Voici le texte à l'origine de la reprise en main de la revue par Breton. Celui-ci fut si ulcéré par la déclaration de Naville que le numéro suivant comporte une chronique de sa main :
« Le Surréalisme et la peinture ». Pierre Naville, le 30 avril, décrit à sa femme Denise la réaction de Breton : « Ce matin j’ai été à Cyrano, j’ai vu Aragon, Breton, Éluard, Péret, Baron. Alors, tout de suite cette atmosphère insupportable ; je l’avais bien prévu, mais cela m’attriste, je suis comme écœuré. Breton, au reste très sympathique et d’assez bonne humeur, m’a fait en détail le procès du n° 3. C’est bien ce que je pensais - enfin, tout lui paraît détestable ; il prétend que j’ai écrit ces notes sur les Beaux-Arts rien que pour "l’emmerder" ! Il est très mécontent du mysticisme d’Artaud, etc. Aragon avait sa mine tragique des grands jours. »

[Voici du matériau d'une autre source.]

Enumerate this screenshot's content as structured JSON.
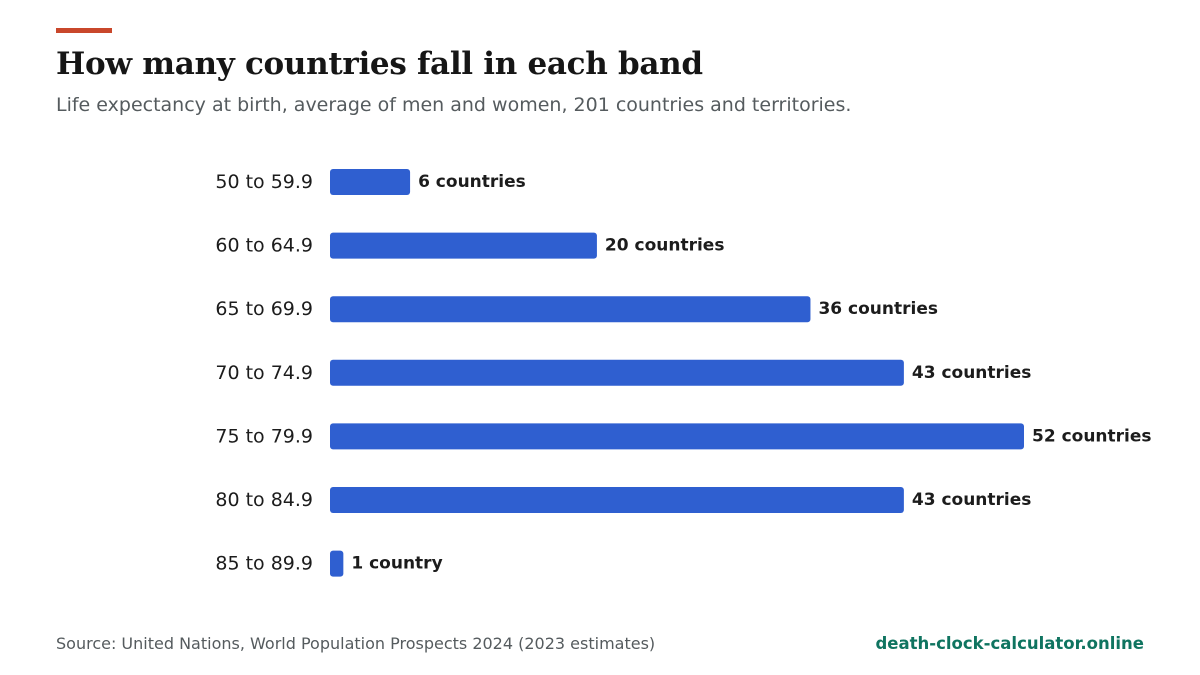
{
  "colors": {
    "accent": "#c9472b",
    "bar": "#2f5fd0",
    "brand": "#0f7460"
  },
  "chart_data": {
    "type": "bar",
    "orientation": "horizontal",
    "title": "How many countries fall in each band",
    "subtitle": "Life expectancy at birth, average of men and women, 201 countries and territories.",
    "categories": [
      "50 to 59.9",
      "60 to 64.9",
      "65 to 69.9",
      "70 to 74.9",
      "75 to 79.9",
      "80 to 84.9",
      "85 to 89.9"
    ],
    "values": [
      6,
      20,
      36,
      43,
      52,
      43,
      1
    ],
    "value_labels": [
      "6 countries",
      "20 countries",
      "36 countries",
      "43 countries",
      "52 countries",
      "43 countries",
      "1 country"
    ],
    "xlim": [
      0,
      52
    ],
    "grid": false,
    "legend": "none"
  },
  "footer": {
    "source": "Source: United Nations, World Population Prospects 2024 (2023 estimates)",
    "brand": "death-clock-calculator.online"
  }
}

Étant donné l'attachement de Breton à la peinture et ses relations avec les peintres, on pouvait comprendre l'agacement. En outre, divers peintres s'étaient déjà penchés sur le surréalisme (Max Ernst, Chirico, Picasso) : en excluant la peinture, il y avait risque de perdre de précieux alliés dans l'exploration du merveilleux, pour l'incertain bénéfice de rigueur intellectuelle.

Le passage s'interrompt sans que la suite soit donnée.